Couple of cool HP 110/150 finds (HP88396/395)

From: Carlos Murillo <cem14_at_cornell.edu>
Date: Thu May 11 22:48:59 2000

At 02:17 PM 5/11/00 -0500, Joe wrote:
>>>Today, I was given a bunch of interesting vintage items.
>>> HP 88396 SCSI to parrallel interface.
>
> Did you ever find out more about this?
> I just picked up one of one yesterday with the cables. The other end of
>the cable that fits the DB-25 connector has a male Centronics style
>connector on it. The SCSI port has a feed-through type terminator on it.
>Attached to that is a cable that has a micro-SCSI connector on the other
>end of it. FWIW the box says "same functionality as 88395".
>
> Joe

I also have an 88395. It has been a puzzle for me. The enclosure
is the same of such HPIL gadgets as the 82164 and 82165. However,
the power supply connector is different; mine in fact had a big
wart xformer attached made by AT&T and rated 20VAC, 2A, and marked
"security isolation transformer".

Inside, there is an MC68B09FN uController, an NCR SCSI chip,
an MB8464-15 static ram, a 28 pin ROM, bridge+filter+regulator,
and finally, what seems like too much glue logic (14 chips) near
the parallel port.
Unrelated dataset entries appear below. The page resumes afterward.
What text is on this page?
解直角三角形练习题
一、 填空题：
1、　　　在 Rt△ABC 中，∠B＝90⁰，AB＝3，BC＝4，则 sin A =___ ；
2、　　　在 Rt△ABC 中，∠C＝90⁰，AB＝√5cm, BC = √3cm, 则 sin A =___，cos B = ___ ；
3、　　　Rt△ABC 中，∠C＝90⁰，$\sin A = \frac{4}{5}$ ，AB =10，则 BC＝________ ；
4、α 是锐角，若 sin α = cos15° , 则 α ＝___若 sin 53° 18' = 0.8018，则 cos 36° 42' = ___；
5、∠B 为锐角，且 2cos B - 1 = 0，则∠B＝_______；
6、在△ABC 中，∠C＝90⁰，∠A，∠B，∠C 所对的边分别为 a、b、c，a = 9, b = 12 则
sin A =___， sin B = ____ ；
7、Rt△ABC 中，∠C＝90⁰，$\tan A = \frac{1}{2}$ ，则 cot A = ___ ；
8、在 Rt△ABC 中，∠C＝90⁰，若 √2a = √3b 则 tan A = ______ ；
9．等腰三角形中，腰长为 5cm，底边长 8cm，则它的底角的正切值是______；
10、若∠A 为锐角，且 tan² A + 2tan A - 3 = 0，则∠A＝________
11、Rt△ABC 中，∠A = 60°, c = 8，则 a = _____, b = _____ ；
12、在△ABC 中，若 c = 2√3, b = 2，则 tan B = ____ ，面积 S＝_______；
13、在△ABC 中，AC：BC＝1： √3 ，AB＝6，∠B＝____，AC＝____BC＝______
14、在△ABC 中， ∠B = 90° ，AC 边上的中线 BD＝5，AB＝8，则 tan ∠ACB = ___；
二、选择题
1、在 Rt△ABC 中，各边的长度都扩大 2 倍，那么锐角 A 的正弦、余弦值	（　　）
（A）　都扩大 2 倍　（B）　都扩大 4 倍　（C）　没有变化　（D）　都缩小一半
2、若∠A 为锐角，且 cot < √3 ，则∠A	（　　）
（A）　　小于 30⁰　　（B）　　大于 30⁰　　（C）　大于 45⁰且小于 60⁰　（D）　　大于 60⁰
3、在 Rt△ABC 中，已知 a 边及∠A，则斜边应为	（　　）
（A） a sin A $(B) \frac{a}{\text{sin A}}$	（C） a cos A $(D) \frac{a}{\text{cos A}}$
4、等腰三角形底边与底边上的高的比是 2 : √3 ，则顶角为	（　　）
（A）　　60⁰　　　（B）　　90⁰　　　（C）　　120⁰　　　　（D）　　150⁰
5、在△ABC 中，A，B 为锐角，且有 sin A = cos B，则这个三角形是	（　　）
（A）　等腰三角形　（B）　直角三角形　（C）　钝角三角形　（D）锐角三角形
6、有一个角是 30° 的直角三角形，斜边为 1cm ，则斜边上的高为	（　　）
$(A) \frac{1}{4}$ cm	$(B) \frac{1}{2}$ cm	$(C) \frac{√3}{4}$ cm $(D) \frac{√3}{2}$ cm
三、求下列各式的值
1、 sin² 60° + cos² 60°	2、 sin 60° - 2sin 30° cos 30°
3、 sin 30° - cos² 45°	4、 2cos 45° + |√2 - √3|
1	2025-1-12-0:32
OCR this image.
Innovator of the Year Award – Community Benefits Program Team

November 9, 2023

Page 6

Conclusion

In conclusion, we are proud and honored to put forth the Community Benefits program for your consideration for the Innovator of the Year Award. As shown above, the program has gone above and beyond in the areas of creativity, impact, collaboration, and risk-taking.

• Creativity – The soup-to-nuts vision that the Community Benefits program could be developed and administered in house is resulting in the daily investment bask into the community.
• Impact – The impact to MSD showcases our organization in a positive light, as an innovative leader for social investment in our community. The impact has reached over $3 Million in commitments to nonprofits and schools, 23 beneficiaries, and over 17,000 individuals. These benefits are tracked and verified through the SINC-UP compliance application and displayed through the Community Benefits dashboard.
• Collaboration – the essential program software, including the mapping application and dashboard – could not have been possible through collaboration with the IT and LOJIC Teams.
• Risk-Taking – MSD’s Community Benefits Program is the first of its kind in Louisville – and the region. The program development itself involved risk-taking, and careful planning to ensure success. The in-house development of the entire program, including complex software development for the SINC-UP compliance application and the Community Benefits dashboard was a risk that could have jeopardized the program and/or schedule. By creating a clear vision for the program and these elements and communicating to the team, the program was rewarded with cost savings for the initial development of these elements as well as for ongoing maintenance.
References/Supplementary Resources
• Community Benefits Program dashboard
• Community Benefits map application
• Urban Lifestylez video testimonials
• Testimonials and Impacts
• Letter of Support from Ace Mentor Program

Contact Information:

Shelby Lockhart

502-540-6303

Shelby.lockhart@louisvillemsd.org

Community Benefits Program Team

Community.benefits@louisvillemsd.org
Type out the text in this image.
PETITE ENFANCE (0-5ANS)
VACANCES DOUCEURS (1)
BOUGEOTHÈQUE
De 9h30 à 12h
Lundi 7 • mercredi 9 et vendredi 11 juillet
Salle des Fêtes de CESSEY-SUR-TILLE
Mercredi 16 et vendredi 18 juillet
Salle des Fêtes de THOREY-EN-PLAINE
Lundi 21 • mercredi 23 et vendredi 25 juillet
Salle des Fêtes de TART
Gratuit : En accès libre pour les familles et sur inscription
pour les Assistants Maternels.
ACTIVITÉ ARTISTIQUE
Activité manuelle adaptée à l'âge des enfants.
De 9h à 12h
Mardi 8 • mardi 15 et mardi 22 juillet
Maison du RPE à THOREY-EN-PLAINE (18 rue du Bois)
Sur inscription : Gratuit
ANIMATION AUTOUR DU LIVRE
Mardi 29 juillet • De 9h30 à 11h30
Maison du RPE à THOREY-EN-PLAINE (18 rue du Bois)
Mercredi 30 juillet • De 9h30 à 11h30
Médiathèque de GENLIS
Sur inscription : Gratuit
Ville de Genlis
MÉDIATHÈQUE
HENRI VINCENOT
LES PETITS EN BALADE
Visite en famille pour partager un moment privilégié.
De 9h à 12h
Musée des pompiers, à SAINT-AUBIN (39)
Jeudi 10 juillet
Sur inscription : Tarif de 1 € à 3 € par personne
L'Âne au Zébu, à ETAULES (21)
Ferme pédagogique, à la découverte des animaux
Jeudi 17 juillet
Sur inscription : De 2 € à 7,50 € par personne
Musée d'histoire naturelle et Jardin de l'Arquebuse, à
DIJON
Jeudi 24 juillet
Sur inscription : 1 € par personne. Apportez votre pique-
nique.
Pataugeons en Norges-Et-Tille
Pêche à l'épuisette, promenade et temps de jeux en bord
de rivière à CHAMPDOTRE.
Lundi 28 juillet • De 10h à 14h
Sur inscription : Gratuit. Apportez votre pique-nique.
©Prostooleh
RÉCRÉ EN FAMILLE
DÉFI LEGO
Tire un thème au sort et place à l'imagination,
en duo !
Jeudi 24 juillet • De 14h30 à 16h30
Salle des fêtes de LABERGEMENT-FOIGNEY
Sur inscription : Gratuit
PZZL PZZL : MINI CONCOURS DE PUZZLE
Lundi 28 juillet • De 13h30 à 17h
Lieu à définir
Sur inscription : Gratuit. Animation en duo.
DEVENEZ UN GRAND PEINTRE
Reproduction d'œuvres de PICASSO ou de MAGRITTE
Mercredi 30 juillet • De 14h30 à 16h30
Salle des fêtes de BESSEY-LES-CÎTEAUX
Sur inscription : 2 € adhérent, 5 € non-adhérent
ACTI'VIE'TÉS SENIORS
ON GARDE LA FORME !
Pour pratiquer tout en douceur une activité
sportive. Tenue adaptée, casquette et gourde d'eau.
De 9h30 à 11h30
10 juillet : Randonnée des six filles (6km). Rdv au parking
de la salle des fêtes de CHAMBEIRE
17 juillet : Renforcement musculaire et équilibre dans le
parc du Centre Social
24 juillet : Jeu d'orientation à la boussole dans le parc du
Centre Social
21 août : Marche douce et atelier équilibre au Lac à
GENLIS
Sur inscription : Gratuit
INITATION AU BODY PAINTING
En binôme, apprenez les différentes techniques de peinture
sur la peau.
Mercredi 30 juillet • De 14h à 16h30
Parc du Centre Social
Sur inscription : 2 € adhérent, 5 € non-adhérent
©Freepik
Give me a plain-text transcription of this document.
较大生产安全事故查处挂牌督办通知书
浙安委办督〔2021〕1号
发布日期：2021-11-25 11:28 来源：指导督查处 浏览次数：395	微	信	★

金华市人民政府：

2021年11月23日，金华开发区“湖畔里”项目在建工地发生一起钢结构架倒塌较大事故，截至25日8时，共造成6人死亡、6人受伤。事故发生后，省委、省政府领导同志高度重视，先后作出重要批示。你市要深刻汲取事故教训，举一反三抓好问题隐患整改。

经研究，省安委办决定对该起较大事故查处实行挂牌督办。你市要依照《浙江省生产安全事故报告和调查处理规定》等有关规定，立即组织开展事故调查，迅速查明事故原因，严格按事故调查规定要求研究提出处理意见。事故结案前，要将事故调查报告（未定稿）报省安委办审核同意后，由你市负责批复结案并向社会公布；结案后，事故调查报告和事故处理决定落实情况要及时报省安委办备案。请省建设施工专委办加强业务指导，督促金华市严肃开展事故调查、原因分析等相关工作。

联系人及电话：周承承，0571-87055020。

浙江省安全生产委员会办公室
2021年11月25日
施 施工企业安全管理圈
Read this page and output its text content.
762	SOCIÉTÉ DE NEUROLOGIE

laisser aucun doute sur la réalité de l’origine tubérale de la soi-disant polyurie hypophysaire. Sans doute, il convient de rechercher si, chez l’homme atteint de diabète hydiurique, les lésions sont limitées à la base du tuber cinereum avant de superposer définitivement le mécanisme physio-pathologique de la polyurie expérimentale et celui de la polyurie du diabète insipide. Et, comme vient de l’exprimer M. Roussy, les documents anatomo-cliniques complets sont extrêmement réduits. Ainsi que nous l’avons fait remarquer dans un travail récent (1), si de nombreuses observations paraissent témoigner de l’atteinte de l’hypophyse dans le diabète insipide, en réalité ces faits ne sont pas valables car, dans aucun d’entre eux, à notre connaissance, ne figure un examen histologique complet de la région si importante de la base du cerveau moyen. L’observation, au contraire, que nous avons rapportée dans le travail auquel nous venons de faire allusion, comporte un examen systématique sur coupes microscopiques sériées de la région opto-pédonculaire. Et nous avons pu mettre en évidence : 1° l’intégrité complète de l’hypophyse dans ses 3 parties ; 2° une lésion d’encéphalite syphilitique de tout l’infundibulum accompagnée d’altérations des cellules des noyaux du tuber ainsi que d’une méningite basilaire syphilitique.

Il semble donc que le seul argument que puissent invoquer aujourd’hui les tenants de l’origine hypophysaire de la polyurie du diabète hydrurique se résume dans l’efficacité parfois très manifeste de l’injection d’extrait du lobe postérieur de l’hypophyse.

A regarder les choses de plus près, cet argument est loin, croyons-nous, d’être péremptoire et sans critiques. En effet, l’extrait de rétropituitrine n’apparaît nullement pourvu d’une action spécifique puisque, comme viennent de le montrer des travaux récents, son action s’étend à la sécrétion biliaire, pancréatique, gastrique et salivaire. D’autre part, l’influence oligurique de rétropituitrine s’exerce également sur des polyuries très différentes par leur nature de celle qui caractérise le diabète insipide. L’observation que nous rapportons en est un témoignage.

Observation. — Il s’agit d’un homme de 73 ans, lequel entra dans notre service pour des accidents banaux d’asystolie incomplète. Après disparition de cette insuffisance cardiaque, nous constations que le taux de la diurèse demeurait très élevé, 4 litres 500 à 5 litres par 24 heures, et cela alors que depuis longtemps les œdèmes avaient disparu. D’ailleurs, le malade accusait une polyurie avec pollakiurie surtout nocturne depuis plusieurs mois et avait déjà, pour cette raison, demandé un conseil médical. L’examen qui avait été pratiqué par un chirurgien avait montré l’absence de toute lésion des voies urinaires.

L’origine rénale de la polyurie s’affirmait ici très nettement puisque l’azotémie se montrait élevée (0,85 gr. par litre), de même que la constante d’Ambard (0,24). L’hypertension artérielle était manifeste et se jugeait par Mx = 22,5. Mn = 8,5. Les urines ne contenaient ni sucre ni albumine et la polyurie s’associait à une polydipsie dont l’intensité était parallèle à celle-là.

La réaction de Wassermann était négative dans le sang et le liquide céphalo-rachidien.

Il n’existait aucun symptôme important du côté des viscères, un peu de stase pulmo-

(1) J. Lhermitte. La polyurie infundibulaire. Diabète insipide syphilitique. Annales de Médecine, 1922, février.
In particular, there is a 20 pin quad (TI 901FF)
somewhere between the data bus and the paralell port. Perhaps
some clocked parallel I/O? or a FIFO? Seems to me that they were
trying to increase the speed of the parallel port to meet that of the
SCSI chip at the other end. The chips were all manufactured in '88 or
before, so I'd say this was built in '89 . This was a device
designed to provide SCSI connectivity to something that had parallel
ports and no easy way of adding other cards; I don't think that it
was intended for Vectras. I suspect that this was designed to
give the HPIB-based 9000-300 systems (which had a parallel port) the
opportunity to talk to SCSI tape drives, perhaps even HD's (though
not for boot devices, I'm sure). 1989 is about the right time;
it was then that it became clear that HPIB hard disks were a dead end.